DarkThoughts · 3 months ago

ggml_cuda_compute_forward: ADD failed
CUDA error: shared object initialization failed
  current device: 0, in function ggml_cuda_compute_forward at ggml/src/ggml-cuda.cu:2365
  err
ggml/src/ggml-cuda.cu:107: CUDA error

I didn’t do anything past using yay to install the AUR koboldcpp-hipblas package, and customtkinter, since the UI wouldn’t work otherwise. The koboldcpp-rocm page very specifically does not mention any other steps in the Arch section and the AUR page only mentions the UI issue.

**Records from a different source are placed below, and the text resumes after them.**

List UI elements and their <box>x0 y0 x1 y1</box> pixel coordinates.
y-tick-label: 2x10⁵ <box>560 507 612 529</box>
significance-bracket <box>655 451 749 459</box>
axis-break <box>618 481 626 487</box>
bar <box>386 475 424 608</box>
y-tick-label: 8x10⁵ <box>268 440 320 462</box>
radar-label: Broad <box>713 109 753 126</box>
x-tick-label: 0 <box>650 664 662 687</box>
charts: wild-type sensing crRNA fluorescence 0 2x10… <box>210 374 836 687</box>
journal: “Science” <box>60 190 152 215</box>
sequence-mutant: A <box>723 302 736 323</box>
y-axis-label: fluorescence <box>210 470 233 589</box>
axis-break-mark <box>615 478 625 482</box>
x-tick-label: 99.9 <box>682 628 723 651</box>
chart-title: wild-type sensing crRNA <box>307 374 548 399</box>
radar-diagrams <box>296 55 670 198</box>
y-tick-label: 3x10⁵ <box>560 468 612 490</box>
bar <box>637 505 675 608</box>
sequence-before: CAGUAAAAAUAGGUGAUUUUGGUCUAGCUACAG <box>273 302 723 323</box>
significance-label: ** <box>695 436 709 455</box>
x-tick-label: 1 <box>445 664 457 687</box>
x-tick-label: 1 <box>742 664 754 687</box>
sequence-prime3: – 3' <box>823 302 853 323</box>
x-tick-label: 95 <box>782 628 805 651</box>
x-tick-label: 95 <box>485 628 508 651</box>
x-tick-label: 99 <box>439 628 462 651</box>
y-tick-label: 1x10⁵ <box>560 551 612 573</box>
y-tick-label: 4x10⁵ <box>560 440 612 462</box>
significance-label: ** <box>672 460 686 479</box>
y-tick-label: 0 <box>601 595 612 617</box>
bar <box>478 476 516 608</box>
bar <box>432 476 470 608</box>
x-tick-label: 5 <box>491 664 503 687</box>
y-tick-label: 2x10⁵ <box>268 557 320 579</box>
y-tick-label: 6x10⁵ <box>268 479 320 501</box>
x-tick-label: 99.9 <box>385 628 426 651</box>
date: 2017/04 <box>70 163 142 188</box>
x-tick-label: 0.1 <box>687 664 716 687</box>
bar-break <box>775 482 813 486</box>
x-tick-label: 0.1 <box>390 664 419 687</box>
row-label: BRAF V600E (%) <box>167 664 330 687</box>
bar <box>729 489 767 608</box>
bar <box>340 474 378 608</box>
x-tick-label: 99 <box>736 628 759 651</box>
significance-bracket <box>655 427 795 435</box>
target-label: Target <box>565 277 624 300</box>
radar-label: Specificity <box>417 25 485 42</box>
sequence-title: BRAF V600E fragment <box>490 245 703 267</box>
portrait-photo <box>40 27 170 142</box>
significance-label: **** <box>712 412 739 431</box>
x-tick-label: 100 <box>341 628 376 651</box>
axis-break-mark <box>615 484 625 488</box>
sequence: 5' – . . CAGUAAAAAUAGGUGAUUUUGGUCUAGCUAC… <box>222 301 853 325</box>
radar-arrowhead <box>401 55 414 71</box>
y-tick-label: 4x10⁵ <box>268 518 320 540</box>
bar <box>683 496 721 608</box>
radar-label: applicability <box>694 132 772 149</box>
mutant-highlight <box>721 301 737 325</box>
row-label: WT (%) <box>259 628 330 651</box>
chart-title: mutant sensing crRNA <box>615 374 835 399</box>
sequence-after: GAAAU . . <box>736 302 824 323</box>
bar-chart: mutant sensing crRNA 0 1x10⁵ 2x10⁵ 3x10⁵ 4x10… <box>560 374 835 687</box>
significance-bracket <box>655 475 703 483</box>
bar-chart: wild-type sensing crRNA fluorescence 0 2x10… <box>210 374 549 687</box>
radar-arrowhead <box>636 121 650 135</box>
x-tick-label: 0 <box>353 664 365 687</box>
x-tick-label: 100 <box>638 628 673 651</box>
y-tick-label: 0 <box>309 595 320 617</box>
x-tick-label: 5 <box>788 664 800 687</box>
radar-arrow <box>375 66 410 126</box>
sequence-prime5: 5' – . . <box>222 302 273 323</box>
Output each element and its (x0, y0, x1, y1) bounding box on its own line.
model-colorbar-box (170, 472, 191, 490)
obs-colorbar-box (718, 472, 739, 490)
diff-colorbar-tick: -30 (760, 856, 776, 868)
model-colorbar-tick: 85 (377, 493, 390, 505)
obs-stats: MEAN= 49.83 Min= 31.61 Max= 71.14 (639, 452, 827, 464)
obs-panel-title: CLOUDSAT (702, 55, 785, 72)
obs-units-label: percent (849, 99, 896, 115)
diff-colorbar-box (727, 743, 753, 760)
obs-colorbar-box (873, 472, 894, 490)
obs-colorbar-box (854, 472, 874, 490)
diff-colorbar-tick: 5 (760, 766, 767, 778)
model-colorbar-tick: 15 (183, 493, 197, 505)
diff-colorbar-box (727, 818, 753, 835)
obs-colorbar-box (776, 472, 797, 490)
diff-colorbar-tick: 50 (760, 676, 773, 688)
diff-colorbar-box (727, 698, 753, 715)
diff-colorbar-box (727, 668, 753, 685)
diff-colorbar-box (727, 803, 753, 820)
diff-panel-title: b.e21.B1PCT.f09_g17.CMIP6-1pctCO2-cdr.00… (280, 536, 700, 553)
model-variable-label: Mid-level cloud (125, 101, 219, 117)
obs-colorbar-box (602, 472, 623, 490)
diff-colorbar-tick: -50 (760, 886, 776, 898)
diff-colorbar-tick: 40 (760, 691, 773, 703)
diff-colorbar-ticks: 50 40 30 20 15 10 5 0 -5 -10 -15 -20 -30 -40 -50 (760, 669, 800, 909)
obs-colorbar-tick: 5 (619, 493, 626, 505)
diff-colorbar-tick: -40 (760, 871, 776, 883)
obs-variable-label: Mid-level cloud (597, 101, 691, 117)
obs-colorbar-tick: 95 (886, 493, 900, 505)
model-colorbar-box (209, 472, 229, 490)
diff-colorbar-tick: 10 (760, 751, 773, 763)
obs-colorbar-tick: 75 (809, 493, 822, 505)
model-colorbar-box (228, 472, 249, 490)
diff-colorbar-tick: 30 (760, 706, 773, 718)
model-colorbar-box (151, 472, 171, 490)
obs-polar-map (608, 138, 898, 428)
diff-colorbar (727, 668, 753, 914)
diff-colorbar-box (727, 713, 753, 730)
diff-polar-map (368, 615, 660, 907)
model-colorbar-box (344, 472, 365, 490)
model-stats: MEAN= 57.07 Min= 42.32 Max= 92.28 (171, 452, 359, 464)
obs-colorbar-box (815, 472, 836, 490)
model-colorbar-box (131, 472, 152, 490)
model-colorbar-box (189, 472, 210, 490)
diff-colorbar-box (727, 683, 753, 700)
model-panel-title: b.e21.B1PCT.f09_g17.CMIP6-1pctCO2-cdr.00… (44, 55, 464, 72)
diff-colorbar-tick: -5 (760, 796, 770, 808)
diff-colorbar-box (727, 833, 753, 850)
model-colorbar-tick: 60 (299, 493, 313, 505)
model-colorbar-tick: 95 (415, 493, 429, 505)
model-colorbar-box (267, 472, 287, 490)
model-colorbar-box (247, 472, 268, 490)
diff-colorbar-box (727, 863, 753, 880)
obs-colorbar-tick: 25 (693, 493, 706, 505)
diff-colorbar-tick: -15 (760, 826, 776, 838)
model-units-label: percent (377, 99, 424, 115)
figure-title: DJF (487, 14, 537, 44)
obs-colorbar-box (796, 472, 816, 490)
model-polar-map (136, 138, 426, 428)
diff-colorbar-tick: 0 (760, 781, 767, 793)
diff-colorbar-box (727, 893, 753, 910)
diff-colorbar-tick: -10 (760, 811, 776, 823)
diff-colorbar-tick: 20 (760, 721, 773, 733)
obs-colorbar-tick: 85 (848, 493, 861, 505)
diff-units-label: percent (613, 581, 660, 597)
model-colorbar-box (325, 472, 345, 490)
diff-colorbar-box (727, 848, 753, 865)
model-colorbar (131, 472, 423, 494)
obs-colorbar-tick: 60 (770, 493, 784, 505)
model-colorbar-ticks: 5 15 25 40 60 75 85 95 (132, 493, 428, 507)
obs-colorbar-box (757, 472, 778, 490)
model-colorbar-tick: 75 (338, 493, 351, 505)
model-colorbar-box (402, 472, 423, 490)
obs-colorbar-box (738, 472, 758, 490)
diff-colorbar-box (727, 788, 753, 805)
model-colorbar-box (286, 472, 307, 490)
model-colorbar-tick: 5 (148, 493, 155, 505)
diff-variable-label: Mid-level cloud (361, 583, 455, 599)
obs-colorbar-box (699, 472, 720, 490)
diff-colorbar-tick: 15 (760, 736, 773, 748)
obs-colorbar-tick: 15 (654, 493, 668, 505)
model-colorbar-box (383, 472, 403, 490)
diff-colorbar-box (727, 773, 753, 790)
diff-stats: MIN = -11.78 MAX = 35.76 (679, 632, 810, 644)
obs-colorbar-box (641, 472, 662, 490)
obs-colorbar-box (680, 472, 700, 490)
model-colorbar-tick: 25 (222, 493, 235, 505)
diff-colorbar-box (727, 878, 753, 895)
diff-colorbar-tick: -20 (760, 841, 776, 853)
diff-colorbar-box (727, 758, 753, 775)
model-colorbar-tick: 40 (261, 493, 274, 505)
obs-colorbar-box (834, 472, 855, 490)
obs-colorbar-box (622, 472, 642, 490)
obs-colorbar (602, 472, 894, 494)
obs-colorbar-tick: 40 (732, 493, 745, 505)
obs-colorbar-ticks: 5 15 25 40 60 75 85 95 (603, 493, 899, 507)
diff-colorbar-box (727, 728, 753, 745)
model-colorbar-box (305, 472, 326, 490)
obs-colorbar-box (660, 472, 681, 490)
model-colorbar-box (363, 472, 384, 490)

@brucethemoose · edit-2 3 months ago

mmmm I would not use the AUR version, especially on Fedora. It probably relies on a bunch of arch system packages, among other things.

Try installing the rocm fork directly, with its script: https://github.com/YellowRoseCx/koboldcpp-rocm?tab=readme-ov-file#linux

EDIT: There does seem to be a specific quirk related to Fedora.

DarkThoughts · 3 months ago

I’m not using Fedora, I’m using Bazzite, which is immutable based on SilverBlue. I use an Arch distrobox for this since I can’t really install anything directly into the system. The script is what I tried originally in a Fedora distrobox which did not work at all.